Macron ne put franchir les remparts pour se rendre au théâtre qu’après 18 heures. Le dispositif policier aura quand même empêché des milliers de visiteurEs de parcourir les bulles et expositions. Merci Macron pour les recettes du festival !
Acte 3, vendredi 31, grève et manifestation historique des auteurEs
Débarrassé de la horde à Macron, le festival faisait le plein de visiteurEs vendredi. Quelques jours auparavant et dans le cadre de BD2020, le ministère avait enfin sorti son rapport (dit rapport Racine) sur la situation des auteurEs, toujours plus précaires alors que le secteur connaît une croissance annuelle à deux chiffres. Le rapport est accablant sur la situation des auteurEs qui, avec humour, l’ont parodié sous le nom de « 2020 année de la bande décimée ». Les autorités publiques reconnaissent qu’il y a urgence à intervenir pour améliorer la situation des créateurEs : reste à prendre des mesures ! Mais dans la BD comme ailleurs, rien ne se fait sans rapport de forces, et les auteurEs l’ont magnifiquement fait savoir en organisant une grève et une manifestation qui fera date.
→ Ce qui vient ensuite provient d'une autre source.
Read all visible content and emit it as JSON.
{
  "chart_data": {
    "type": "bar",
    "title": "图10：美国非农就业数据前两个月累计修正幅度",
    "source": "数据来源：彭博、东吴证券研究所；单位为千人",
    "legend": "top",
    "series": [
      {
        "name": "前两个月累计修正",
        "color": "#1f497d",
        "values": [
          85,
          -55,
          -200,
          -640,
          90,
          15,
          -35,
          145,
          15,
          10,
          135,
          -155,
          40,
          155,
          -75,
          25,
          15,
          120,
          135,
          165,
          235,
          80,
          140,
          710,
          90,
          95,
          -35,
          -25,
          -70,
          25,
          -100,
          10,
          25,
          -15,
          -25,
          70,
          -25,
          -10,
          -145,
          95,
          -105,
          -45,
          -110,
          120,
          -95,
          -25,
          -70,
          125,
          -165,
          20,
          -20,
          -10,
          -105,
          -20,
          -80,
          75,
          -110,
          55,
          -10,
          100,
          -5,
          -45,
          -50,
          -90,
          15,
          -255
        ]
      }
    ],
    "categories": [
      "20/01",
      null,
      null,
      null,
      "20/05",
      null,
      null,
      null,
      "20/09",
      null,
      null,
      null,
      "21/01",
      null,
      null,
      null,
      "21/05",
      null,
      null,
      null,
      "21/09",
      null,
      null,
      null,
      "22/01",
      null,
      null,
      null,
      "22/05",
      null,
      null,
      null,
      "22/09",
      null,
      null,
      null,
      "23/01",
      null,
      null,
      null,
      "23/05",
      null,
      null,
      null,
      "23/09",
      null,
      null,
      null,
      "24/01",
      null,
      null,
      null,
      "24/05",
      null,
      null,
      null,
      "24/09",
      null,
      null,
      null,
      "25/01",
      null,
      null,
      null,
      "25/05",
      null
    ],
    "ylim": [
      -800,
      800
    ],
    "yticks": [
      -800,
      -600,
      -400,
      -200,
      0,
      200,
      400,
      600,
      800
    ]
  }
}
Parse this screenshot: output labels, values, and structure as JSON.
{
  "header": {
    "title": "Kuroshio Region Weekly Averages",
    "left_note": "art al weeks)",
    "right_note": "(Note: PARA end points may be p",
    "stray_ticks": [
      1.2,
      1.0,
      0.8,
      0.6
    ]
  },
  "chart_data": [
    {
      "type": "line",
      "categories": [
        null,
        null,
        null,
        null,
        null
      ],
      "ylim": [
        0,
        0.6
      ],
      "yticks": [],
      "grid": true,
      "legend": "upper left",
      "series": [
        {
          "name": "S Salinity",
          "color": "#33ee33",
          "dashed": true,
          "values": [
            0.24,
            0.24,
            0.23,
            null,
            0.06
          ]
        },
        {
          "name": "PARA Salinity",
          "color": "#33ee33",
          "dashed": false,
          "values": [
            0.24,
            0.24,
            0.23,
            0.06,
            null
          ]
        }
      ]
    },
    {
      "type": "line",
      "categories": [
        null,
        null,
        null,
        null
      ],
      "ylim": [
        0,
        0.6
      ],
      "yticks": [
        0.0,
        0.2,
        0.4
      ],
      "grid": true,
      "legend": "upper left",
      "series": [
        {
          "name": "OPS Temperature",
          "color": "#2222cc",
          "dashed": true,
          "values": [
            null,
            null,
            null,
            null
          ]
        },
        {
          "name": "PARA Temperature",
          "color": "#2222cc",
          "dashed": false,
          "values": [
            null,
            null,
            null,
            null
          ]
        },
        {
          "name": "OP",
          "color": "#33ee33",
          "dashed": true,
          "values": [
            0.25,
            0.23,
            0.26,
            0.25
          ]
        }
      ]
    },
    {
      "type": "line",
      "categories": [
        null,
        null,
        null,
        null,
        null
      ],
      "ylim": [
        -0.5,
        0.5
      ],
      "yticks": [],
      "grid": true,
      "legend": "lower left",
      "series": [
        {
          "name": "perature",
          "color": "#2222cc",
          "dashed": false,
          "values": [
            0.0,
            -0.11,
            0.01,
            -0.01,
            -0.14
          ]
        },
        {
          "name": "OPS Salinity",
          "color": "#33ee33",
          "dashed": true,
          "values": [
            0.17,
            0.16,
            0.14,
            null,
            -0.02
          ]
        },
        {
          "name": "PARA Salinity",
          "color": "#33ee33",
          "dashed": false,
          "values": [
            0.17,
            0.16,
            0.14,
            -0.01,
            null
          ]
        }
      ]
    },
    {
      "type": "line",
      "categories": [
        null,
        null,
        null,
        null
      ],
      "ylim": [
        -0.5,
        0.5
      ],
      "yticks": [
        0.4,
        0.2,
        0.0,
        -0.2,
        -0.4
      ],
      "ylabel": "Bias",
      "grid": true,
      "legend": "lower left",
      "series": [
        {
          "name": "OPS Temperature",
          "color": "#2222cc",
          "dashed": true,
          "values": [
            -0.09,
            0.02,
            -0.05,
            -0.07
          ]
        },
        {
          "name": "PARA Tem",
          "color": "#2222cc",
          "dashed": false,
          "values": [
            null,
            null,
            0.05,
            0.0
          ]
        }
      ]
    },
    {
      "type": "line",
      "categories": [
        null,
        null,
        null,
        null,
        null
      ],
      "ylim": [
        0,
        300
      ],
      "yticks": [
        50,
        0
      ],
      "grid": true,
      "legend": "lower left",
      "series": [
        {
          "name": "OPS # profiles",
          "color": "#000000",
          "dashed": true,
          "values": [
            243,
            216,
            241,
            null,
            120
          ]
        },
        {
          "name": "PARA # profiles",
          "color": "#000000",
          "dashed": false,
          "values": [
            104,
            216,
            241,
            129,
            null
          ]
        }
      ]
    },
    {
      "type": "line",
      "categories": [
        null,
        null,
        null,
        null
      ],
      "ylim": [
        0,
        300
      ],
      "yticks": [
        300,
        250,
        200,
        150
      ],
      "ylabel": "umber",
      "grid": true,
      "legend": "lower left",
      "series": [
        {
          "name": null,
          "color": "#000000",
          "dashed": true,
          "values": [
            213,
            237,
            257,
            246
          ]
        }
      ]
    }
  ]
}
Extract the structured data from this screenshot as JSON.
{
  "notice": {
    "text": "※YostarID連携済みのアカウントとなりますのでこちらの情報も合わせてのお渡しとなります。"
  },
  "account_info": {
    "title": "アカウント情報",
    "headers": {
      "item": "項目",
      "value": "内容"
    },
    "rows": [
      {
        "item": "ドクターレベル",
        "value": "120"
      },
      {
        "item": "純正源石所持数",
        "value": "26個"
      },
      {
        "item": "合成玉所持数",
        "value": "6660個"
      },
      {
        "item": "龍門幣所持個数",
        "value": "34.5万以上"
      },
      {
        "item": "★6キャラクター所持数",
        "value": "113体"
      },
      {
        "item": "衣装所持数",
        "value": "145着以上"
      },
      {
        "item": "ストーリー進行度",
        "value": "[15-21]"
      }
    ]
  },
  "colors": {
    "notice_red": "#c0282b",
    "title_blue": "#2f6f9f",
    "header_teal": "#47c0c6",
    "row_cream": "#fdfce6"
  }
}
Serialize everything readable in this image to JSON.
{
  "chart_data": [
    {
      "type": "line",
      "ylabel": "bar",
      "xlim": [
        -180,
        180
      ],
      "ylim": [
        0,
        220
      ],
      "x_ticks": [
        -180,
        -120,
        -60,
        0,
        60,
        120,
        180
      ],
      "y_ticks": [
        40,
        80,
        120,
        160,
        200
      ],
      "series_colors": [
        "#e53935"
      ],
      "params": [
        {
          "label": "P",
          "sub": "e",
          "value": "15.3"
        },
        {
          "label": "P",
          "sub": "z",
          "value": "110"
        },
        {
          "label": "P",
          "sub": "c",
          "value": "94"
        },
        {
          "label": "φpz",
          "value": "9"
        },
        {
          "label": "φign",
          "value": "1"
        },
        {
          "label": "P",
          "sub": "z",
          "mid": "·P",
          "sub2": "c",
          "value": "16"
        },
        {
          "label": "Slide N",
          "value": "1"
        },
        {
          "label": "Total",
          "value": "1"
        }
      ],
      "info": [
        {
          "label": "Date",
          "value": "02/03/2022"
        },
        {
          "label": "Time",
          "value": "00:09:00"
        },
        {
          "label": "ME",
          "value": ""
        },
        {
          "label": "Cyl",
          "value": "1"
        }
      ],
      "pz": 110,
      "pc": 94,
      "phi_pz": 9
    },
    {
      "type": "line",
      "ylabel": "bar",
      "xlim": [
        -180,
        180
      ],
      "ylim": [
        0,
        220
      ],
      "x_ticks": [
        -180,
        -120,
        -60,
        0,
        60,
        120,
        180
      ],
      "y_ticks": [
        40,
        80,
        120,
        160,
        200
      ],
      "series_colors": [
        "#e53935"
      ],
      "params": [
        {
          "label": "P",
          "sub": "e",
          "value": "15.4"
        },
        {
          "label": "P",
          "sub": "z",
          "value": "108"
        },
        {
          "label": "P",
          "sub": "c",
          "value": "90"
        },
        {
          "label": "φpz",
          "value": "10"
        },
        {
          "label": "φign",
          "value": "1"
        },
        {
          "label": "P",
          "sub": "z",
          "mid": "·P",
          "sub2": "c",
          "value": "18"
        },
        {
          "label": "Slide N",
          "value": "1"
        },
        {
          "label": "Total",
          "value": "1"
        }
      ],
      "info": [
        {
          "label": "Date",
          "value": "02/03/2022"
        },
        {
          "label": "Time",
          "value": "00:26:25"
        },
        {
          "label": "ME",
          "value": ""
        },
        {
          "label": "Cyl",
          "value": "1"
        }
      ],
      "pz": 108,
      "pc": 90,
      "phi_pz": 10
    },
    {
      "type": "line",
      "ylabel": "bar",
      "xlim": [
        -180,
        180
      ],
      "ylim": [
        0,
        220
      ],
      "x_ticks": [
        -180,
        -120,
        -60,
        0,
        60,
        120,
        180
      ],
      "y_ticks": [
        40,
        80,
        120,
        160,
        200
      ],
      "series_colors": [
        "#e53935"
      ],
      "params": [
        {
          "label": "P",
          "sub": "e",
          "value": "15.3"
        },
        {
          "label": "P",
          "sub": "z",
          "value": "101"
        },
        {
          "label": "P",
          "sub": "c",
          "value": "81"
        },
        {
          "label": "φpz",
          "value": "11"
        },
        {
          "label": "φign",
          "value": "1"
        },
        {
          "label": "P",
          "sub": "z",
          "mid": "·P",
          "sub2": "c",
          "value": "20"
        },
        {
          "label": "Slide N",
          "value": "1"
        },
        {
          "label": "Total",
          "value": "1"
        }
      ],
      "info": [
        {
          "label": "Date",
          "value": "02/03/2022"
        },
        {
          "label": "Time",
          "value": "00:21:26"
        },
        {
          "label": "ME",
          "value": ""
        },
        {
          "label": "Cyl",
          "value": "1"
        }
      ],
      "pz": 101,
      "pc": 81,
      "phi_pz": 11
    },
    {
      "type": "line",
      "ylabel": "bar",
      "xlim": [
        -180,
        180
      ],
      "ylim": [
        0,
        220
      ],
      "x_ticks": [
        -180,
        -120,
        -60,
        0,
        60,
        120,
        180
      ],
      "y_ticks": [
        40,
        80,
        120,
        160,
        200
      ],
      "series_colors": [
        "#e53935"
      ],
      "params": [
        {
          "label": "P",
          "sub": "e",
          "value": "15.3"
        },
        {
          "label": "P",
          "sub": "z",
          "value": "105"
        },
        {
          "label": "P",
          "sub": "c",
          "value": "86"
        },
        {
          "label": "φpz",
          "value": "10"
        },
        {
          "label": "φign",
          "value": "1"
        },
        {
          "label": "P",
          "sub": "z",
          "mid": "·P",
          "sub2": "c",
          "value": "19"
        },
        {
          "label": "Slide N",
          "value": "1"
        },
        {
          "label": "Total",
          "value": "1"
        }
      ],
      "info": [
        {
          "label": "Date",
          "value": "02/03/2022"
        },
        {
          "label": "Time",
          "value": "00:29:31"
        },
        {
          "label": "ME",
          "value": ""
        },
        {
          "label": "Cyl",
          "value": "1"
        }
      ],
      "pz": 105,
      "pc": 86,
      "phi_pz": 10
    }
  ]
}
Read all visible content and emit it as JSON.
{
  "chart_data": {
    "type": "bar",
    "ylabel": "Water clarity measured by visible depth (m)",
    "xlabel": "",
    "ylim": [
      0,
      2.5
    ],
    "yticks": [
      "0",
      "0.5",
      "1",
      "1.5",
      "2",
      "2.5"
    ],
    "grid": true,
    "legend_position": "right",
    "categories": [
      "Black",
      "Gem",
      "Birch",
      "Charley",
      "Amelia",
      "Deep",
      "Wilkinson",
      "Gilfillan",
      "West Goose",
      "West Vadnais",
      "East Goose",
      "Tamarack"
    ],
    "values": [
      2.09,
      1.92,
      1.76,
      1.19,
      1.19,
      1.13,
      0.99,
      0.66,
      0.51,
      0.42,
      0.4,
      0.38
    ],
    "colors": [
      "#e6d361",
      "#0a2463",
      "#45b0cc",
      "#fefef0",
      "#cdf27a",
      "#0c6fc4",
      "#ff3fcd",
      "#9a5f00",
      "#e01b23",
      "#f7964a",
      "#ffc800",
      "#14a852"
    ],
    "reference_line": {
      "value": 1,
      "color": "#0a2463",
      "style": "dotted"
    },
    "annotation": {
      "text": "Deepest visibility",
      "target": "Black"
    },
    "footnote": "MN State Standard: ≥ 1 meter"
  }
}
« Donnez nous des BD, pas des LBD » : à 16 h 30, une écrasante majorité des auteurEs ont posé leurs crayons et quitté leur stand sous les différentes bulles pour converger vers la place Hergé, se regrouper, diffuser du matériel, tandis qu’un groupe de théâtre improvisé par des enseignantEs en grève d’Angoulême donnait une représentation de convergence des luttes très applaudie. Rejointe par des centaines de sympathisantEs, c’est une manifestation de 1 500 personnes (dont le NPA 16) qui se sont dirigés vers l’hôtel de ville où les auteurEs ont tenu une assemblée avec promesse de continuer -collectivement leur mouvement.
La BD a donc montré tout son potentiel de contestation et de mobilisation dans le cadre du plus grand festival du monde, dont l’équipe d’animation a su faire ce qu’il fallait pour que tout se passe bien et que les auteurEs puissent espérer voir leurs revendications avancées et satisfaites.
Mais et le festival, les expositions, les prix dans tout ça ? Eh bien, ce fut également grandiose (voir notre article p. 10).
- 1. Emmanuel Guibert a reçu le Grand Prix 2020, voir notre article page 10.